The Communist Party of China’s elite disciplinary arm has called for heightened anti-corruption measures through the upcoming 2026-2030 period. Adopted at the CCDI’s 20th Central Committee fifth plenum in Beijing this week, the resolution sets the tone for rigorous enforcement.
Xi Jinping, President, CPC General Secretary, and CMC Chairman, participated and addressed the gathering, advocating robust party oversight and ethical governance, as covered by Xinhua.
Tuesday’s People’s Daily affirmed that economic and tech goals pale beside maintaining the party’s untainted stature. Xi equates graft to a lethal disease eroding the globe’s premier Marxist party’s essence, spurring bold actions since 2012 to realign it with collective interests.
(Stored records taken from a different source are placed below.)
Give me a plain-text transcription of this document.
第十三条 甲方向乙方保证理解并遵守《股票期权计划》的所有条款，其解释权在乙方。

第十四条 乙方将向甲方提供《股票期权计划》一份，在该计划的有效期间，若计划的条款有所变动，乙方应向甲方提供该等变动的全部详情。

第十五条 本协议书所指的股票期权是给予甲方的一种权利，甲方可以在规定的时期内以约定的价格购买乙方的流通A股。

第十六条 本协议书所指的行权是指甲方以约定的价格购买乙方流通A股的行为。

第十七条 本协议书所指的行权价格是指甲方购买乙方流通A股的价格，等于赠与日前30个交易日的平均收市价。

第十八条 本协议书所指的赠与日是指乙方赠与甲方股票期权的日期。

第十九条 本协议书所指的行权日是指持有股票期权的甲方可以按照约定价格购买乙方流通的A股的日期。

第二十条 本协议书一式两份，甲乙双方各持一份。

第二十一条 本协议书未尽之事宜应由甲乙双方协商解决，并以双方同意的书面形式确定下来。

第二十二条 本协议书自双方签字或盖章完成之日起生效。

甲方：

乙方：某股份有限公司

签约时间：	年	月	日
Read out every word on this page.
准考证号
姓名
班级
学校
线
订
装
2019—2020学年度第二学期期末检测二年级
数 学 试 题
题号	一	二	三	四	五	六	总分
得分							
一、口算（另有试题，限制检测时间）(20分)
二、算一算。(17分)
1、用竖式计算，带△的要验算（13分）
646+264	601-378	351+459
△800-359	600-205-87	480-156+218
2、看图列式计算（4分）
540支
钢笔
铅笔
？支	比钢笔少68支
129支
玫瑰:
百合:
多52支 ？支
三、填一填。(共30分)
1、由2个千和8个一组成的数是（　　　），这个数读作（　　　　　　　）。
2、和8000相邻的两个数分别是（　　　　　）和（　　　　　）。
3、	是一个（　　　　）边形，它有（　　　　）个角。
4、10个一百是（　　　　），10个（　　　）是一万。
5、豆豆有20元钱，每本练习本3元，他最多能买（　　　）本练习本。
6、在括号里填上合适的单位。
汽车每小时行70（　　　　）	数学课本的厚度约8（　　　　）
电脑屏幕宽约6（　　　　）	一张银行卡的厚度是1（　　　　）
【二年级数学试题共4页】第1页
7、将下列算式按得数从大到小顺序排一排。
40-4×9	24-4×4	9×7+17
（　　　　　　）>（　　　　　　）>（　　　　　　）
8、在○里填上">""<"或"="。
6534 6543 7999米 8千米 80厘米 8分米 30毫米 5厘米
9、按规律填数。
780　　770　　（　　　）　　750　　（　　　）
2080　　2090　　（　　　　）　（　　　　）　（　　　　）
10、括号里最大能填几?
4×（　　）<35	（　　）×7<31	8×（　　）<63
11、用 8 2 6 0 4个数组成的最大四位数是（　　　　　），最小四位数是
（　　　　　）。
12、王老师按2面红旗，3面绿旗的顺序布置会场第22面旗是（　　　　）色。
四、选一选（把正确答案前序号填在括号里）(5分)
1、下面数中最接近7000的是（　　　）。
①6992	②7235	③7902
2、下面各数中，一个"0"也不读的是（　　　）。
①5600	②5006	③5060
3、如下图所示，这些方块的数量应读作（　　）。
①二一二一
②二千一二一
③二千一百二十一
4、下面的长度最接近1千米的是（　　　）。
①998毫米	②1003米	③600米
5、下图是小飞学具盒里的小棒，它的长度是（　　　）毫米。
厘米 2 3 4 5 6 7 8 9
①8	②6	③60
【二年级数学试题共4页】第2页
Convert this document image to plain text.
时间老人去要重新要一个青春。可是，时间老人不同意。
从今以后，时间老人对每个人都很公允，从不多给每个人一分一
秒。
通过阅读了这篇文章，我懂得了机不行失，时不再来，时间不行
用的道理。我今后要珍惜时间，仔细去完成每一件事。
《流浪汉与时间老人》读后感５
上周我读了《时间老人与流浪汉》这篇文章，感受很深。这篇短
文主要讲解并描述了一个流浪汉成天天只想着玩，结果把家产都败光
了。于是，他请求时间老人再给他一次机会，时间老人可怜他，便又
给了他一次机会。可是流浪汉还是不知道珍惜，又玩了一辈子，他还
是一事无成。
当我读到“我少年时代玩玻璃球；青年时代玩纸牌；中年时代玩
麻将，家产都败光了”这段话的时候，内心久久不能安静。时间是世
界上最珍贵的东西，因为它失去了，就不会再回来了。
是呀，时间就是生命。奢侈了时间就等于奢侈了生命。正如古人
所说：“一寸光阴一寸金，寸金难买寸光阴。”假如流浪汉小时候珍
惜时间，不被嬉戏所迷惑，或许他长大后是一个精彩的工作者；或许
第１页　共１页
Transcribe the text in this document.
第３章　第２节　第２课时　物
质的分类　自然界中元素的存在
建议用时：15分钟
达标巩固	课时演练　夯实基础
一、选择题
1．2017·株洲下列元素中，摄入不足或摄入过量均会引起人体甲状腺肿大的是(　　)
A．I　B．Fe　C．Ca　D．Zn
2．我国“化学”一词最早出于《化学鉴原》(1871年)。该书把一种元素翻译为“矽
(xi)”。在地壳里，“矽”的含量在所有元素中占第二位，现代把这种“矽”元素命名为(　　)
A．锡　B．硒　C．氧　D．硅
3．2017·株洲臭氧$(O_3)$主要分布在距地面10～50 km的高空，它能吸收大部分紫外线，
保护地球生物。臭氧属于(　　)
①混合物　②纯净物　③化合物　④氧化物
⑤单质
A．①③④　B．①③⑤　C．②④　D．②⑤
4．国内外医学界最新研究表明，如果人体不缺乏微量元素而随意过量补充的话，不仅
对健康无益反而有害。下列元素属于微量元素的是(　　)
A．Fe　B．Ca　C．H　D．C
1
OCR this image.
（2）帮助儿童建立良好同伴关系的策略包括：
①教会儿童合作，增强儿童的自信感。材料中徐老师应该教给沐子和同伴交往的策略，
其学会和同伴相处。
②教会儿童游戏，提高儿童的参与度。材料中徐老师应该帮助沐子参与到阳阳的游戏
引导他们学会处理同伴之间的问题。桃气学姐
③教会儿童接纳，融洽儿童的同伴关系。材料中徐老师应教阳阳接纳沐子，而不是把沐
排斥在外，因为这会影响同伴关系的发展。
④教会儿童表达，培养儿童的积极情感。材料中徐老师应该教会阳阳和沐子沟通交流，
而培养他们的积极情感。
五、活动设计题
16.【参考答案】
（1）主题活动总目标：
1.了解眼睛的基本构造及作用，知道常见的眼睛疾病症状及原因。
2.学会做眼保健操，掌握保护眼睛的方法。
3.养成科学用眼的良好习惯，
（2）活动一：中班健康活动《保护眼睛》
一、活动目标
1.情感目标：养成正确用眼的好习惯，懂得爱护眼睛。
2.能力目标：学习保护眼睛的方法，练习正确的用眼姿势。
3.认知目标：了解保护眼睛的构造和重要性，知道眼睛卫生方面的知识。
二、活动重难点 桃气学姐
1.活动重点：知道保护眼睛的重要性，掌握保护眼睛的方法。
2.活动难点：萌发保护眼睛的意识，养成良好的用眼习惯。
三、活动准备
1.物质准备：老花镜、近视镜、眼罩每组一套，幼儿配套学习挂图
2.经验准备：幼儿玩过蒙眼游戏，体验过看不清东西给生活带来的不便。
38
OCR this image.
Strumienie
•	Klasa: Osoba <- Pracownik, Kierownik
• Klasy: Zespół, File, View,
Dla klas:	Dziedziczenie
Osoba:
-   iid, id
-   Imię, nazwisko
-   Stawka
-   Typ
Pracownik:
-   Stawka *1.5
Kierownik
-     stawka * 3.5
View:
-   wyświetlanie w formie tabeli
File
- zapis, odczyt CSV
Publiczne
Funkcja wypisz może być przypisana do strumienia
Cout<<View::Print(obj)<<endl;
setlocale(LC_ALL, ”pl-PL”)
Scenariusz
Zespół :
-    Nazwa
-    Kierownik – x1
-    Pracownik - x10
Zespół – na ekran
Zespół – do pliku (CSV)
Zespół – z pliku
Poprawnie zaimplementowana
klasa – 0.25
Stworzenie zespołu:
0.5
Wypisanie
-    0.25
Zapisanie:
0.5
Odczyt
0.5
Beyond money matters, the framework addresses mismanagement, wasteful spending, sluggish execution, and negligence across levels.
Detentions soared to a record 65 senior figures in 2025, exceeding 2024’s 58 by 12%, the most since the campaign’s inception. Numbers climbed from 18 in 2020 through 25, 32, 45, to 65, signaling deepened incursions into political, fiscal, and martial domains.
Sweeping military cleanups, featuring the dismissal of ex-Vice Chairman He Weidong and others in droves, highlight fears of corruption stalling advanced force-building.
This uptick unearths deep-rooted problems and underscores Beijing’s steadfastness in asserting authority amid tepid growth, governance tests, and external strains. Raids engulfed provincial heads, ministries, corporations, universities, and financiers, Yi Huiman’s case rippling through shaky markets.
As the 15th Plan looms, these steps fortify the CPC’s foundation, ensuring resilience and legitimacy for China’s global ascent.